Selbst bestimmen, was angezeigt wird

Ähnlich wie auch beim Werbetracking soll Nutzerinnen und Nutzern ermöglicht werden, selbst zu bestimmen, was ihnen online auf den Startseiten der jeweiligen Plattformen angezeigt wird – sei es auf YouTube, Facebook oder Instagram. „Wenn solche Plattformen Inhalte empfehlen, werden die Nutzer in der Lage sein, die verwendeten Kriterien zu ändern und zu verlangen, dass sie keine personalisierten Empfehlungen erhalten“, wie auf der Website der EU-Kommission zu lesen ist.

Zudem müssten die Unternehmen transparenter darlegen, nach welchen Mechanismen die verwendeten Algorithmen funktionieren. Dadurch könnten Forschende „die Dynamiken auf Plattformen besser nachvollziehen und zum Beispiel besser verstehen, wie sich Menschen dort radikalisieren – und wie man dagegen vorgehen könnte“, so die „Zeit“.

Daten, nicht zuletzt eben für die Forschung, transparent zu machen ist wohl ganz generell eines der großen Ziele des DSA. So werden „sehr große Plattformen dazu verpflichtet, die von ihren Systemen ausgehenden Risiken zu bewerten und zu mindern, auch im Hinblick auf den Schutz der Grundrechte, der öffentlichen Interessen, der öffentlichen Gesundheit und der Sicherheit“, wie es seitens der EU heißt. Zudem seien die Unternehmen aufgefordert, ihre Bewertungen und Maßnahmen unabhängig prüfen zu lassen.

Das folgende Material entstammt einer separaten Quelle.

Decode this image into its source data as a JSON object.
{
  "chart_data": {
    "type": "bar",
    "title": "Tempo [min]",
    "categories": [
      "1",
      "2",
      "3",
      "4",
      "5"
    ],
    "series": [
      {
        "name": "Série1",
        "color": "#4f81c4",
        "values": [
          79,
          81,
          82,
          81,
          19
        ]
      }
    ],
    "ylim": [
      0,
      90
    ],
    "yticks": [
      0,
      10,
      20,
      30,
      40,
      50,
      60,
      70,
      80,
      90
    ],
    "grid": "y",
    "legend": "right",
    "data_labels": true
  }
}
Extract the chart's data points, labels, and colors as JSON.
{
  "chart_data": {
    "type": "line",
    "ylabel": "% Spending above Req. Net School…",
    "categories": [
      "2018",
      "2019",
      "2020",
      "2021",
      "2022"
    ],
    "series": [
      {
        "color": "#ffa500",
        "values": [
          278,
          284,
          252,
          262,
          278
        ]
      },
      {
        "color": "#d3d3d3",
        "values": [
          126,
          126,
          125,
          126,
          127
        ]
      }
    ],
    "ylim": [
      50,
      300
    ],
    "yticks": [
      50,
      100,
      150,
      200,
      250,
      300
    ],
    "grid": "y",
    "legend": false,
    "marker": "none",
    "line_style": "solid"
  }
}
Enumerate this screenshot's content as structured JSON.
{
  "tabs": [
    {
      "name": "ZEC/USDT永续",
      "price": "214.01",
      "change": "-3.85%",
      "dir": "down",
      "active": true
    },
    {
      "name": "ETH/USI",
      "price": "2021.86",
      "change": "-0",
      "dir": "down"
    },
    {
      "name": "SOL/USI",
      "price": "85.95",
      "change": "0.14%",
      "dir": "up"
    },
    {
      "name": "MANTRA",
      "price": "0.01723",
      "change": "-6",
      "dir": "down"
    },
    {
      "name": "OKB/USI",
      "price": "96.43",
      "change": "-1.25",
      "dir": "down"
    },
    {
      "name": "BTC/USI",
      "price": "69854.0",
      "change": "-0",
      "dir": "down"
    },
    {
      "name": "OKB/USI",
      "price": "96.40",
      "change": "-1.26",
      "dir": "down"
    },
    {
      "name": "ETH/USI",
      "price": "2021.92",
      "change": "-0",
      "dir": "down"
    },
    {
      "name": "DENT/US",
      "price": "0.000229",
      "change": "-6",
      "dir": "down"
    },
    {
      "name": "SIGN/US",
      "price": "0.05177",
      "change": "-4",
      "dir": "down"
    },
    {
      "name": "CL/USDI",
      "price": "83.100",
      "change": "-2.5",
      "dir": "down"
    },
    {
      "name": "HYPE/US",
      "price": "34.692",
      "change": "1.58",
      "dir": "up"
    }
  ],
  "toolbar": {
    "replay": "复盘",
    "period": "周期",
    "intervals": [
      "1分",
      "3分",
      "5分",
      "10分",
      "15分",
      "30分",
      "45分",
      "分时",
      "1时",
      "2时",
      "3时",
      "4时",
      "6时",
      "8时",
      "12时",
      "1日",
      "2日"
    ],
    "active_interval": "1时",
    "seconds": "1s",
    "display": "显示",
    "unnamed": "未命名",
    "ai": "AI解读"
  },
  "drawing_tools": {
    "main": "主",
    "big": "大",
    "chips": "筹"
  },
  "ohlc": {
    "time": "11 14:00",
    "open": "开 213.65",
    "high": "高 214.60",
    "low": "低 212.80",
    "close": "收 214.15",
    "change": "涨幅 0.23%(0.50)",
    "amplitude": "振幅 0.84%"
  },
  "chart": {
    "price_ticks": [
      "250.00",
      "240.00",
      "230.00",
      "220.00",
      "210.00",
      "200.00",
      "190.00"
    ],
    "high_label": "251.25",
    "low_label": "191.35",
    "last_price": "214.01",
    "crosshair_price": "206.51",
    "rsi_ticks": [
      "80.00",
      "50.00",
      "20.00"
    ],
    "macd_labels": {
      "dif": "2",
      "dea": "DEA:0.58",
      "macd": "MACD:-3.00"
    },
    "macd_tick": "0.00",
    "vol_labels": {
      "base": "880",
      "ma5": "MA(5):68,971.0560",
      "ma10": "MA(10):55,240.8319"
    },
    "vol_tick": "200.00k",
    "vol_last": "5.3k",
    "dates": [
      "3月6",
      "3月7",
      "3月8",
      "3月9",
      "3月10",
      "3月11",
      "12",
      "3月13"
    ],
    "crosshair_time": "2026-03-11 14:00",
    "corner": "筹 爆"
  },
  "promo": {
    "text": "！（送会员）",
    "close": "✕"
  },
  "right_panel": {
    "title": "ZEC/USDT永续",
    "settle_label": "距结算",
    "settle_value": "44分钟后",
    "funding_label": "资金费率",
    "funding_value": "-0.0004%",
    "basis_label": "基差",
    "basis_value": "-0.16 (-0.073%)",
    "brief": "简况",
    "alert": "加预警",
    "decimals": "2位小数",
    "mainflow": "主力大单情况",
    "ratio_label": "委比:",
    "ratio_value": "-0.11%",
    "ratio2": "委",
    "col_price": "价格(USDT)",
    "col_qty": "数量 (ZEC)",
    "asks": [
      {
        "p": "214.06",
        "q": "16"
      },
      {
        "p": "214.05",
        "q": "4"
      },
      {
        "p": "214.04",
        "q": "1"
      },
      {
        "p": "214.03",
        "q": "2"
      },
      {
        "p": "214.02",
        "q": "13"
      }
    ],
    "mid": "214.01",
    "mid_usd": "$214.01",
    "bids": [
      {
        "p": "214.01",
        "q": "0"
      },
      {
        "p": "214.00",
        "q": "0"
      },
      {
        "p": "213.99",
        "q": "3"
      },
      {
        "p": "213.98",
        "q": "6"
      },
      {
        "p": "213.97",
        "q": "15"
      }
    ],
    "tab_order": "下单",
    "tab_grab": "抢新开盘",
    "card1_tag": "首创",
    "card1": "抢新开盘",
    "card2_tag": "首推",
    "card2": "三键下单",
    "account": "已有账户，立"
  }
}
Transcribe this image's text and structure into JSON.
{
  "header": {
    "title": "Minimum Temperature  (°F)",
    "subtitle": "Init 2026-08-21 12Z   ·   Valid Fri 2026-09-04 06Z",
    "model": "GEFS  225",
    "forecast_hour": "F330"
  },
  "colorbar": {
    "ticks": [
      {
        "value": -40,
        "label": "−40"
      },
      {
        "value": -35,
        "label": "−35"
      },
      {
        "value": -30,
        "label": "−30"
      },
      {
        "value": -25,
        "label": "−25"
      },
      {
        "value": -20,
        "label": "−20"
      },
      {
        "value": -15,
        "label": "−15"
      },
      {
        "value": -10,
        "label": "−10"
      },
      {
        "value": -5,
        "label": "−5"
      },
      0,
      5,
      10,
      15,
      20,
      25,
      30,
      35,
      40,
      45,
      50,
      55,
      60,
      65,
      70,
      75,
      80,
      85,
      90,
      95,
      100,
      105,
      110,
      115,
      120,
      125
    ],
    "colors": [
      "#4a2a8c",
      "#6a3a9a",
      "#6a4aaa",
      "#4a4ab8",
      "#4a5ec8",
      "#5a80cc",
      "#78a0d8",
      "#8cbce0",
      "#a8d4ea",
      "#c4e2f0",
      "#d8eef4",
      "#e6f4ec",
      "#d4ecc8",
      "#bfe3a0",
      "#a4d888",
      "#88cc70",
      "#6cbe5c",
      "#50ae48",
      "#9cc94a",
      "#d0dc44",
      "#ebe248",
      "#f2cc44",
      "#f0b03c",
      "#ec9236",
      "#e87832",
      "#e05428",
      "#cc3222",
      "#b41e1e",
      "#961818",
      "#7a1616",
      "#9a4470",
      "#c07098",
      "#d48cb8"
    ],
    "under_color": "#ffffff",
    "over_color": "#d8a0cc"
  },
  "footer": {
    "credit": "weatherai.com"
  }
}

Screenshot der Youtube-Startseite
Screenshot www.youtube.com
Musik, Tiere oder Sport? Plattformen könnten ihre Algorithmen in Zukunft transparent machen müssen. Nutzer dürften dann selbst auswählen, was ihnen angezeigt wird.

Löschen, löschen, löschen rückgängig machen

Änderungen soll es auch geben, was das Löschen von Inhalten betrifft. So soll es einerseits möglich sein, Inhalte leichter zu melden, anderseits deren Löschung auch anzufechten. Dadurch gebe es erstmals ein Einspruchsrecht für Nutzerinnen und Nutzer gegen Moderationsentscheidungen. Das betreffe beispielsweise ungerechtfertigte Löschungen von Inhalten, so Fanta, der hier von einem „starken“ Punkt spricht.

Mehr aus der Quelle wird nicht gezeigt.